MiR-373 targets the 3′ UTR of TXNIP (thioredoxin-interacting protein) mRNA to reduce the expression of TXNIP, and then increases ROS (reactive oxygen species) and activates the HIF-1α (hypoxia-inducible factor)-TWIST signal axis, which will promote EMT in the end. The TWIST binding with miR-373 promoter sequences could stimulate miR-373 expression and form a positive feedback loop to strengthen these effects. Finally, the presence of miR-373 worsens prognosis in breast cancer patients.67 Overexpression of miR-221 in tumor cells also promotes EMT.68 As a proto-oncogene-related miRNA, miR-221 plays an important role in the proliferation and migration of pancreatic cancer, mainly via inhibiting PTEN, P27kip1, P57kip2, PUMA, and other tumor suppressors.69 Peptide nucleic acid (PNA) is an analog of DNA, and the sugar-phosphate backbone is replaced by N-(2-aminoethyl) glycine. Piva et al70 found that experimental units with invasive effects on PNA targeting miR-221 could significantly inhibit the invasive ability of breast cancer cell lines in vitro. In vivo experiments also verified that PNA-anti-miR-21 significantly inhibited tumor growth.
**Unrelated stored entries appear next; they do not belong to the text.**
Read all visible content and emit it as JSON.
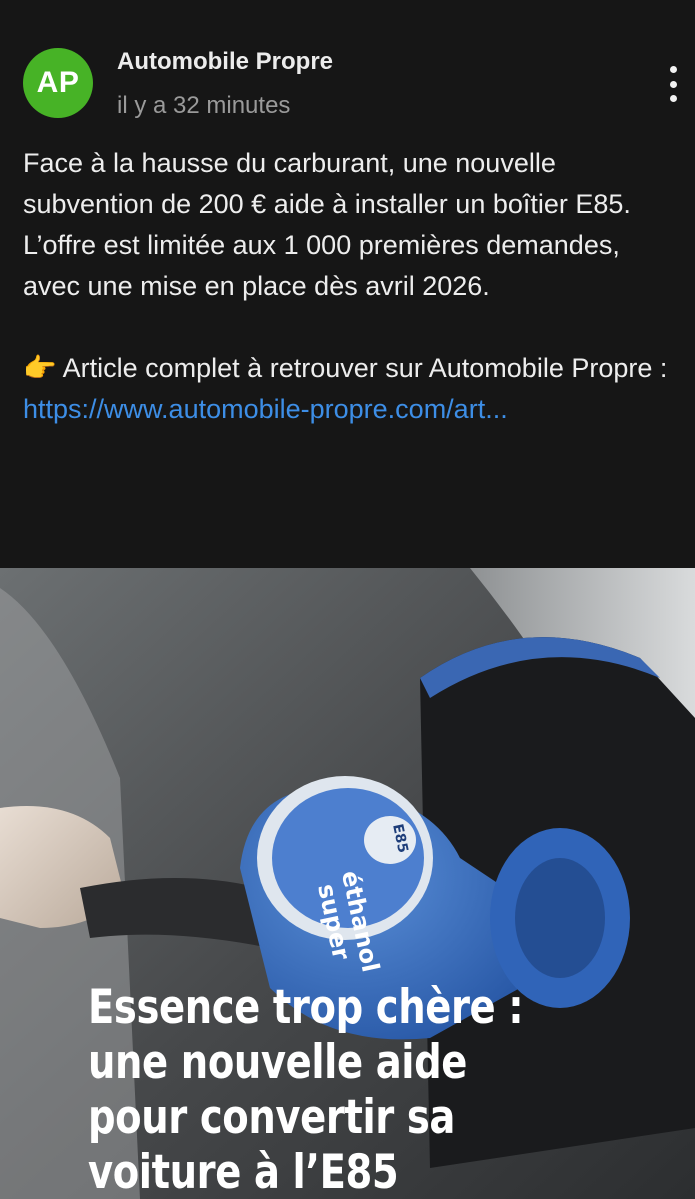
{
  "post": {
    "author": "Automobile Propre",
    "avatar_initials": "AP",
    "avatar_color": "#47b326",
    "timestamp": "il y a 32 minutes",
    "more_icon": "more-vertical-icon",
    "body_lines": {
      "p1": "Face à la hausse du carburant, une nouvelle subvention de 200 € aide à installer un boîtier E85.",
      "p2": "L’offre est limitée aux 1 000 premières demandes, avec une mise en place dès avril 2026."
    },
    "cta_emoji": "👉",
    "cta_text": "Article complet à retrouver sur Automobile Propre :",
    "link_text": "https://www.automobile-propre.com/art...",
    "link_color": "#3d8ee6"
  },
  "media": {
    "nozzle_label_top": "E85",
    "nozzle_label_1": "super",
    "nozzle_label_2": "éthanol",
    "headline_lines": [
      "Essence trop chère :",
      "une nouvelle aide",
      "pour convertir sa",
      "voiture à l’E85"
    ]
  }
}
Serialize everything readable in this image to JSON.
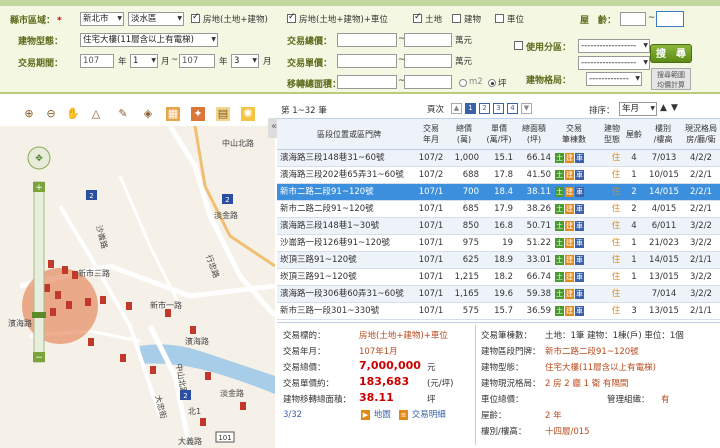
{
  "search": {
    "county_label": "縣市區域：",
    "county": "新北市",
    "district": "淡水區",
    "type_checks": [
      {
        "label": "房地(土地+建物)",
        "checked": true
      },
      {
        "label": "房地(土地+建物)+車位",
        "checked": true
      },
      {
        "label": "土地",
        "checked": true
      },
      {
        "label": "建物",
        "checked": false
      },
      {
        "label": "車位",
        "checked": false
      }
    ],
    "age_label": "屋　齡：",
    "age_sep": "~",
    "building_type_label": "建物型態：",
    "building_type": "住宅大樓(11層含以上有電梯)",
    "total_price_label": "交易總價：",
    "total_unit": "萬元",
    "unit_price_label": "交易單價：",
    "unit_price_unit": "萬元",
    "use_zone_label": "使用分區：",
    "use_zone": "------------------",
    "use_zone_sub": "------------------",
    "period_label": "交易期間：",
    "year_from": "107",
    "month_from": "1",
    "year_to": "107",
    "month_to": "3",
    "year_unit": "年",
    "month_unit": "月",
    "period_sep": "~",
    "range_sep": "~",
    "area_label": "移轉總面積：",
    "area_units": [
      "m2",
      "坪"
    ],
    "layout_label": "建物格局：",
    "layout": "-------------",
    "search_button": "搜　尋",
    "calc_button_line1": "搜尋範圍",
    "calc_button_line2": "均價計算"
  },
  "results": {
    "page_label": "第 1~32 筆",
    "pages_label": "頁次",
    "pages": [
      "1",
      "2",
      "3",
      "4"
    ],
    "sort_label": "排序：",
    "sort_value": "年月",
    "headers": [
      [
        "區段位置或區門牌"
      ],
      [
        "交易",
        "年月"
      ],
      [
        "總價",
        "(萬)"
      ],
      [
        "單價",
        "(萬/坪)"
      ],
      [
        "總面積",
        "(坪)"
      ],
      [
        "交易",
        "筆棟數"
      ],
      [
        "建物",
        "型態"
      ],
      [
        "屋齡"
      ],
      [
        "樓別",
        "/樓高"
      ],
      [
        "現況格局",
        "房/廳/衛"
      ]
    ],
    "rows": [
      {
        "addr": "濱海路三段148巷31~60號",
        "ym": "107/2",
        "total": "1,000",
        "unit": "15.1",
        "area": "66.14",
        "tags": [
          "土",
          "建",
          "車"
        ],
        "btype": "住",
        "age": "4",
        "floor": "7/013",
        "layout": "4/2/2"
      },
      {
        "addr": "濱海路三段202巷65弄31~60號",
        "ym": "107/2",
        "total": "688",
        "unit": "17.8",
        "area": "41.50",
        "tags": [
          "土",
          "建",
          "車"
        ],
        "btype": "住",
        "age": "1",
        "floor": "10/015",
        "layout": "2/2/1"
      },
      {
        "addr": "新市二路二段91~120號",
        "ym": "107/1",
        "total": "700",
        "unit": "18.4",
        "area": "38.11",
        "tags": [
          "土",
          "建",
          "車"
        ],
        "btype": "住",
        "age": "2",
        "floor": "14/015",
        "layout": "2/2/1"
      },
      {
        "addr": "新市二路二段91~120號",
        "ym": "107/1",
        "total": "685",
        "unit": "17.9",
        "area": "38.26",
        "tags": [
          "土",
          "建",
          "車"
        ],
        "btype": "住",
        "age": "2",
        "floor": "4/015",
        "layout": "2/2/1"
      },
      {
        "addr": "濱海路三段148巷1~30號",
        "ym": "107/1",
        "total": "850",
        "unit": "16.8",
        "area": "50.71",
        "tags": [
          "土",
          "建",
          "車"
        ],
        "btype": "住",
        "age": "4",
        "floor": "6/011",
        "layout": "3/2/2"
      },
      {
        "addr": "沙崙路一段126巷91~120號",
        "ym": "107/1",
        "total": "975",
        "unit": "19",
        "area": "51.22",
        "tags": [
          "土",
          "建",
          "車"
        ],
        "btype": "住",
        "age": "1",
        "floor": "21/023",
        "layout": "3/2/2"
      },
      {
        "addr": "崁頂三路91~120號",
        "ym": "107/1",
        "total": "625",
        "unit": "18.9",
        "area": "33.01",
        "tags": [
          "土",
          "建",
          "車"
        ],
        "btype": "住",
        "age": "1",
        "floor": "14/015",
        "layout": "2/1/1"
      },
      {
        "addr": "崁頂三路91~120號",
        "ym": "107/1",
        "total": "1,215",
        "unit": "18.2",
        "area": "66.74",
        "tags": [
          "土",
          "建",
          "車"
        ],
        "btype": "住",
        "age": "1",
        "floor": "13/015",
        "layout": "3/2/2"
      },
      {
        "addr": "濱海路一段306巷60弄31~60號",
        "ym": "107/1",
        "total": "1,165",
        "unit": "19.6",
        "area": "59.38",
        "tags": [
          "土",
          "建",
          "車"
        ],
        "btype": "住",
        "age": "",
        "floor": "7/014",
        "layout": "3/2/2"
      },
      {
        "addr": "新市三路一段301~330號",
        "ym": "107/1",
        "total": "575",
        "unit": "15.7",
        "area": "36.59",
        "tags": [
          "土",
          "建",
          "車"
        ],
        "btype": "住",
        "age": "3",
        "floor": "13/015",
        "layout": "2/1/1"
      }
    ]
  },
  "detail": {
    "target_label": "交易標的：",
    "target": "房地(土地+建物)+車位",
    "ym_label": "交易年月：",
    "ym": "107年1月",
    "total_label": "交易總價：",
    "total": "7,000,000",
    "total_unit": "元",
    "unit_label": "交易單價約：",
    "unit": "183,683",
    "unit_unit": "(元/坪)",
    "area_label": "建物移轉總面積：",
    "area": "38.11",
    "area_unit": "坪",
    "index": "3/32",
    "map_link": "地圖",
    "detail_link": "交易明細",
    "count_label": "交易筆棟數：",
    "count": "土地：1筆 建物：1棟(戶) 車位：1個",
    "addr_label": "建物區段門牌：",
    "addr": "新市二路二段91~120號",
    "btype_label": "建物型態：",
    "btype": "住宅大樓(11層含以上有電梯)",
    "layout_label": "建物現況格局：",
    "layout": "2 房 2 廳 1 衛 有隔間",
    "parking_label": "車位總價：",
    "mgmt_label": "管理組織：",
    "mgmt": "有",
    "age_label": "屋齡：",
    "age": "2 年",
    "floor_label": "樓別/樓高：",
    "floor": "十四層/015"
  },
  "map": {
    "labels": [
      "中山北路",
      "淡金路",
      "行忠路",
      "新市三路",
      "濱海路",
      "沙崙路",
      "濱海路",
      "新市一路",
      "大忠街",
      "淡金路",
      "大義路",
      "北1",
      "中山北路"
    ],
    "shields": [
      "2",
      "2",
      "2",
      "101"
    ],
    "colors": {
      "road": "#ffffff",
      "river": "#a8cde8",
      "circle": "#e0703a",
      "pin": "#c0392b"
    }
  }
}
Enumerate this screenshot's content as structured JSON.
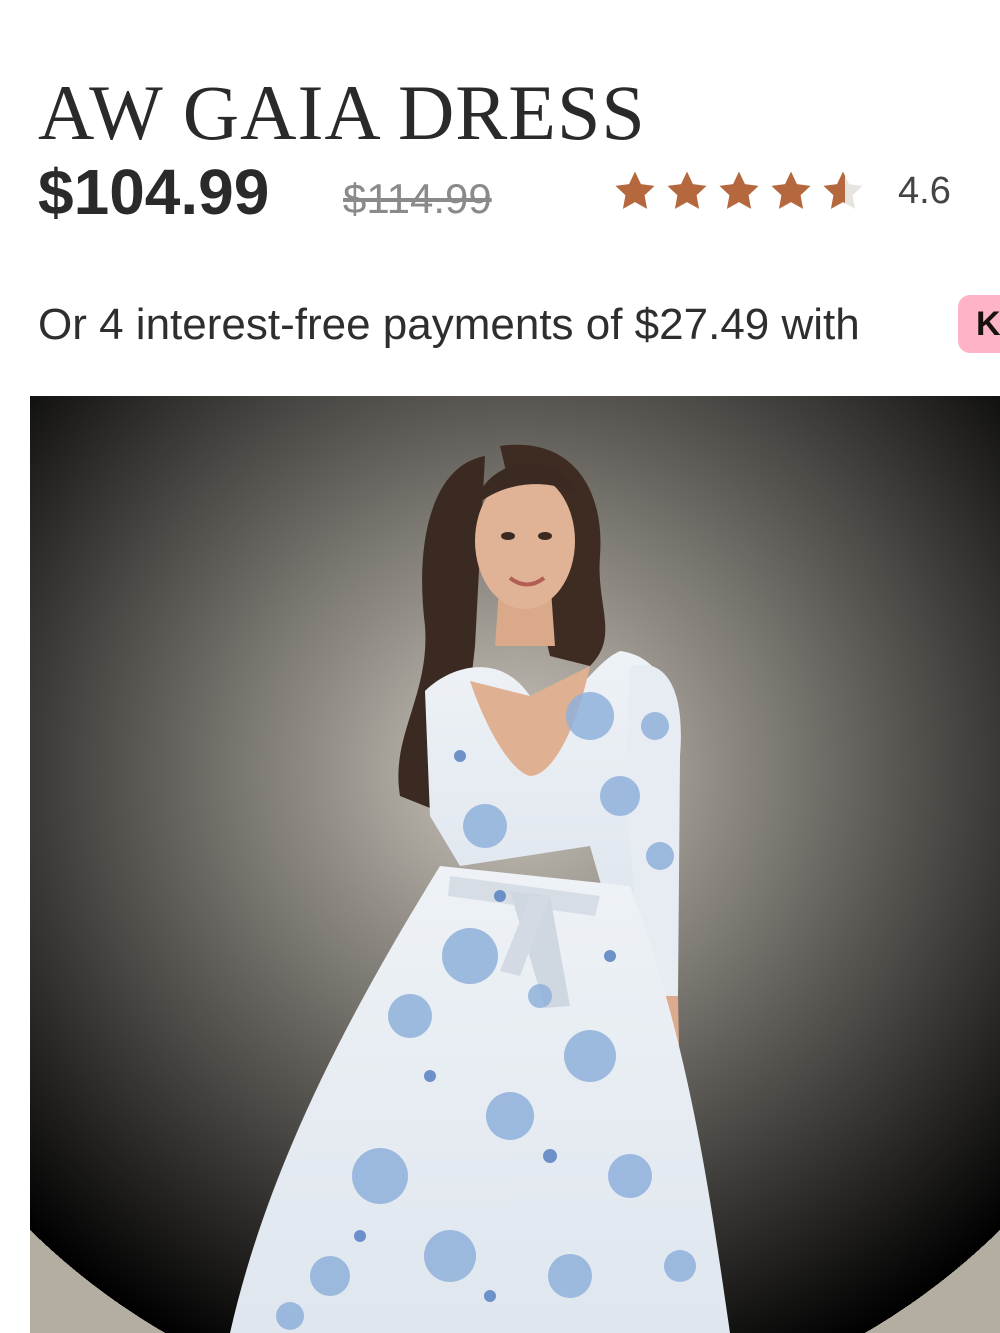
{
  "product": {
    "title": "AW GAIA DRESS",
    "price_current": "$104.99",
    "price_original": "$114.99",
    "rating_value": "4.6",
    "rating_stars": 4.6,
    "accent_color": "#b5673d"
  },
  "payment": {
    "installments_text": "Or 4 interest-free payments of $27.49 with",
    "provider_badge": "K",
    "badge_color": "#ffb3c7"
  },
  "image": {
    "icon": "product-photo"
  }
}
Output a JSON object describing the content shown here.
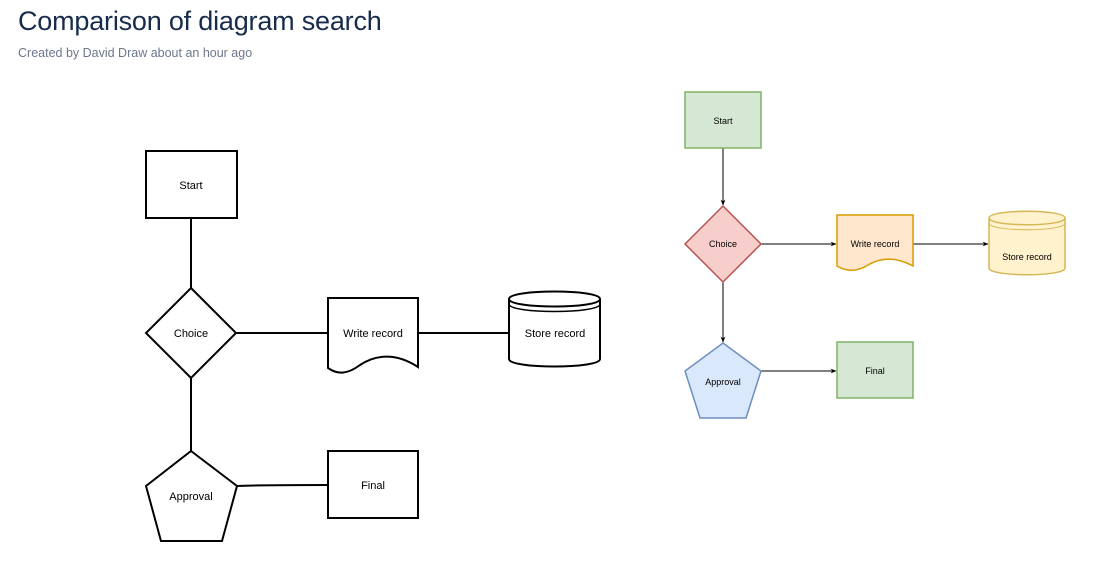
{
  "page": {
    "title": "Comparison of diagram search",
    "byline": "Created by David Draw about an hour ago"
  },
  "diagrams": {
    "plain": {
      "nodes": {
        "start": "Start",
        "choice": "Choice",
        "write": "Write record",
        "store": "Store record",
        "approval": "Approval",
        "final": "Final"
      },
      "stroke": "#000000",
      "fill": "#ffffff"
    },
    "colored": {
      "nodes": {
        "start": "Start",
        "choice": "Choice",
        "write": "Write record",
        "store": "Store record",
        "approval": "Approval",
        "final": "Final"
      },
      "colors": {
        "green_fill": "#d5e8d4",
        "green_stroke": "#82b366",
        "red_fill": "#f8cecc",
        "red_stroke": "#b85450",
        "orange_fill": "#ffe6cc",
        "orange_stroke": "#d79b00",
        "yellow_fill": "#fff2cc",
        "yellow_stroke": "#d6b656",
        "blue_fill": "#dae8fc",
        "blue_stroke": "#6c8ebf",
        "edge": "#000000"
      }
    }
  }
}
miR-214/miR-346 promoting EMT in lung cancer

In A549 and NCI-H1650 cell lines, ectopic expression of miR-214 promoted the development of EMT in a lung adenocarcinoma cell line.71 The XPC (xeroderma pigmentosum complementation group C) expression is positively correlated with the outcome of NSCLC patients. However, it was found that miR-346 promoted the invasion and migration of NSCLC cells, which directly targeted XPC and then activated the ERK/SNAIL pathway, resulting in decreased expression of E-CAD.72

miR-21/miR-181a promoting EMT in liver cancer

In liver cancer, miR-21 inhibited PTEN and human sulfate-1 (sulfatase-1, hSulf-1) expression, resulting in activation of the AKT/ERK pathway and;73 a similar effect was seen in cholangiocarcinoma,74 and clear cell renal carcinoma.75 In mice with experimental NSCLC, treatment for 35 days with oral silibinin significantly reversed high miR-21/low miR-200 levels in the neoplastic cells, thereby inhibiting EMT via decreasing downstream ZEB and N-CAD expression.76 Applying bioinformatic analysis, Chang et al found 34 miRNAs expression upregulated in HCC, with miR-181a the most marked. To make a further study, 55 HCC tumor tissue samples and the adjacent normal tissues were selected. The qPCR assay verified increased miR-181a expression in tumor tissues, and the higher the stage of tumor, node, and metastasis, the higher level of miR-181a. MiR-181a knockdown reduced SNAIL, N-CAD, and MMP2/9, while increased E-CAD, accompanied by weaker invasiveness. It was proved that miR-181a promoted the occurrence of tumor EMT and promoted the invasion of HCC cells. In addition, they observed a decrease in P-AKT levels during the process. Therefore, it can be inferred that miR-181a regulates EMT process through phosphoinositide 3-kinase (PI3K)/AKT. Double luciferase assay revealed that PTEN was the target molecule of miR-181a.77

In conclusion, miRNAs promoting EMT significantly contribute to the invasiveness and metastatic tendency of neoplasms. They are potential targets of tumor therapy (Table 2).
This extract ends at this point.